The most critical speed issue is to get the page displayed such that the user can see and begin to interact with it. So my idea is to get the content of the advanced search using an ajax call only if the user selects the advanced search option. As such, only the basic search field appears with its autocomplete. If that is all the user needs then great, nothing else is loaded, and everyone saves bandwidth and time. If the user selects the advanced search then we load it and the autocomplete data, but in this case the size is limited to basically the autocomplete data and at about 120kb this should be pretty fast, any latency will most likely be taken up by the users interacting with the other fields of the form.

As for the Database
I am using MongoDB nosql, so the data is already denormalized. If needed I will create a collection for each autocomplete and update it only when needed. I assume location data should be pretty static. And name data will be added whenever a new entity is added to the DB which isn't that often, so the cost of the extract insert will be negligible.

ergophobe

10:38 pm on Jan 19, 2017 (gmt 0)

WebmasterWorld Senior Member 10+ Year Member Top Contributors Of The Month



Cool. It occurred to me that you might not be on an SQL DB at all.

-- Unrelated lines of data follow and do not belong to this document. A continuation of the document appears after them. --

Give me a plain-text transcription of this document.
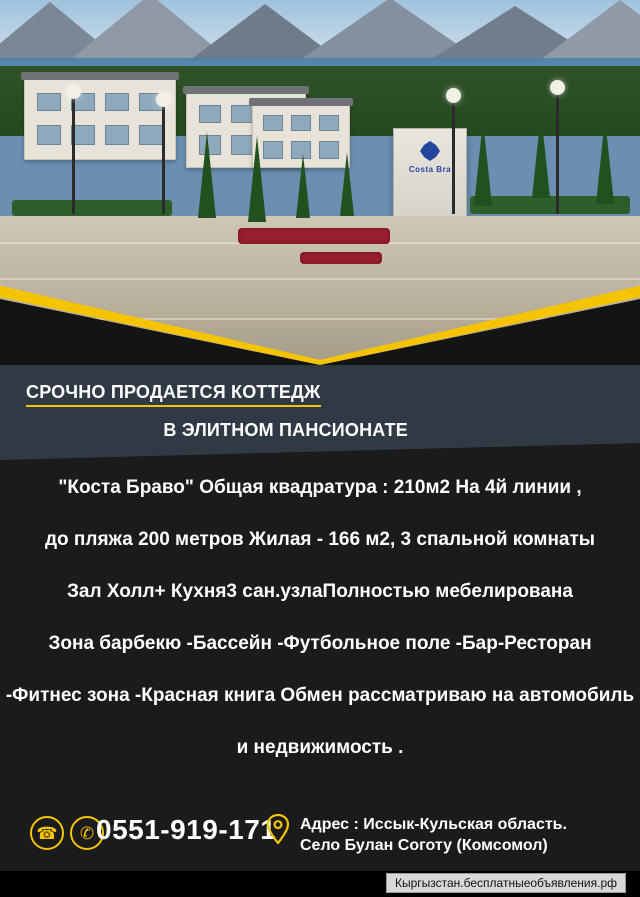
Costa Bra
СРОЧНО ПРОДАЕТСЯ КОТТЕДЖ
В ЭЛИТНОМ ПАНСИОНАТЕ
"Коста Браво" Общая квадратура : 210м2 На 4й линии ,
до пляжа 200 метров Жилая - 166 м2, 3 спальной комнаты
Зал Холл+ Кухня3 сан.узлаПолностью мебелирована
Зона барбекю -Бассейн -Футбольное поле -Бар-Ресторан
-Фитнес зона -Красная книга Обмен рассматриваю на автомобиль
и недвижимость .
☎	✆ 0551-919-171 Адрес : Иссык-Кульская область.
Село Булан Соготу (Комсомол)
Кыргызстан.бесплатныеобъявления.рф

Sounds like a reasonable plan... hopefully it survives its first encounter with the enemy.

[Helmuth van Moltke: “No plan of operations reaches with any certainty beyond the first encounter with the enemy's main force.” I think this is true with respect to user interfaces as well!]

NickMNS

10:42 pm on Jan 19, 2017 (gmt 0)

WebmasterWorld Senior Member 10+ Year Member Top Contributors Of The Month



I'll let you know if it survives its first encounter.